To mitigate the risks of cross-contamination and infection, on-skin and implantable bioelectronic sensors must be designed for single use. Consequently, developing scalable and cost-efficient production methods for these disposable devices is crucial to reduce costs and promote widespread adoption. Presently, lithography, particularly e-beam and photolithography, along with thin-film deposition and etching, is the primary method for bioelectronic fabrication, yet it is resource-intensive and expensive. Furthermore, the creation and integration of multidisciplinary components in wearable technologies demand highly customized materials and design strategies. Therefore, it is desired to develop high-throughput manufacturing techniques that support the cost-effective and scalable production of soft bioelectronics. My research aims to leverage novel soft materials for mass-producing next-gen wearables and implantables, with a keen interest in laser scribing and solution-based printing methods, such as inkjet and extrusion printing. By adopting these advanced manufacturing techniques, my lab intends to streamline the production of soft bioelectronics, paving the way for the commercial success of wearable technologies.

Theme C. Self-powered multimodal biomedical devices

Wearable electronics are expected to play a crucial role in personalized healthcare as they continuously and closely monitor an individual’s physiological states, serving as predictive markers for various diseases. However, the reliance on traditional power sources like batteries poses challenges in terms of size, weight, and maintenance. To address these limitations, my research aims to i) explore novel self-powered solutions, focusing on harnessing ambient environmental energy sources such as humidity and triboelectric generation, ii) integrate various physical and chemical sensors to develop multimodal bioelectronic system, and (iii) explore their applications in mobile fitness tracking, medical diagnosis, and human-machine interfaces. My research will explore interdisciplinary approaches and encompass fundamental studies on energy harvesting mechanisms, device fabrication, and system integration to achieve self-powered multimodal biomedical devices.

Teaching Interests:

My journey in teaching began during a six-month part-time role instructing high school students. It was during this time that I experienced a profound sense of pride and fulfillment as an educator, igniting my love for teaching. Since then, I have actively sought out every opportunity to teach and continue to find joy in sharing knowledge and fostering learning experiences.
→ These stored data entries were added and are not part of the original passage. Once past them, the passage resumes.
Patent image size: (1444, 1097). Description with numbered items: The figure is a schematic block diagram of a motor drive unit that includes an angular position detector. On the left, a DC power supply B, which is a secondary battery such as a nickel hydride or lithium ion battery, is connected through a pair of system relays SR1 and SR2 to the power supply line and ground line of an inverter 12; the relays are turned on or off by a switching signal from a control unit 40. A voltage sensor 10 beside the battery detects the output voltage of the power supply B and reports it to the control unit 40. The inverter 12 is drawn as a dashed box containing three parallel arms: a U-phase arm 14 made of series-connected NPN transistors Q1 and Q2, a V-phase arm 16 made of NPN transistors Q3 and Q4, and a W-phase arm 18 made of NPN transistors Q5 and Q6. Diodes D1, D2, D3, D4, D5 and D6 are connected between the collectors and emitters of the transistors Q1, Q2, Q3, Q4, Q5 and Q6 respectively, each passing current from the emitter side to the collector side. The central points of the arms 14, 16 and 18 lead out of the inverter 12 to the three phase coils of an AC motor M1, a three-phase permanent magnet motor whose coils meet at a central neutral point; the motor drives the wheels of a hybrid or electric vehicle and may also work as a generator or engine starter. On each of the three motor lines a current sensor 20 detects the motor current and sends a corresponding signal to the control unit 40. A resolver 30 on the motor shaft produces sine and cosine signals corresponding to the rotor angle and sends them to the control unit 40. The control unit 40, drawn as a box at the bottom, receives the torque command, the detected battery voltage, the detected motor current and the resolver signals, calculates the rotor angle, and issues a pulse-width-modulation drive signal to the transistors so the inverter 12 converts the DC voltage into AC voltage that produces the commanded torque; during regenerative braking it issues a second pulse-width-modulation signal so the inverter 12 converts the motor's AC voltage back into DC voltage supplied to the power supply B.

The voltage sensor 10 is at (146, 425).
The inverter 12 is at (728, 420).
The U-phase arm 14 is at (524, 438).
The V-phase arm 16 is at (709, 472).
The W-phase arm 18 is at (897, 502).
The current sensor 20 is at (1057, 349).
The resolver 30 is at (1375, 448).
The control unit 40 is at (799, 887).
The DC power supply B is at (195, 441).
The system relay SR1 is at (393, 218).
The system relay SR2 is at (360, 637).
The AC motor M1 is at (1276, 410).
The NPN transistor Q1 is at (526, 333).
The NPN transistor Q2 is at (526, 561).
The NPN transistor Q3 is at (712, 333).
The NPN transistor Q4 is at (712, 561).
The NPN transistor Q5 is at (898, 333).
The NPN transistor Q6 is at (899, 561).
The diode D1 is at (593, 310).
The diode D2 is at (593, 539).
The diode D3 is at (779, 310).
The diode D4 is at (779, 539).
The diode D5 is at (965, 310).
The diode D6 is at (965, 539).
With previous teaching experiences as a teaching assistant at the University of Missouri Columbia (Mizzou), encompassing a diverse array of courses including Chemical Engineering Design, Chemical Engineering Thermodynamics, Chemical Reaction Engineering, and Introduction to Chemical Engineering, I am well-equipped to engage students in rigorous academic inquiry and cultivate a supportive learning environment. After getting an independent position, I am interested in teaching basic courses in chemical engineering, materials sciences, chemistry, or laboratory courses. In addition, I also envision new courses on soft bioelectronics designed for advanced undergraduates and graduate students. This course will delve into the design, fabrication, and a broad spectrum of applications of bioelectronics in robotics, healthcare, and virtual and augmented reality.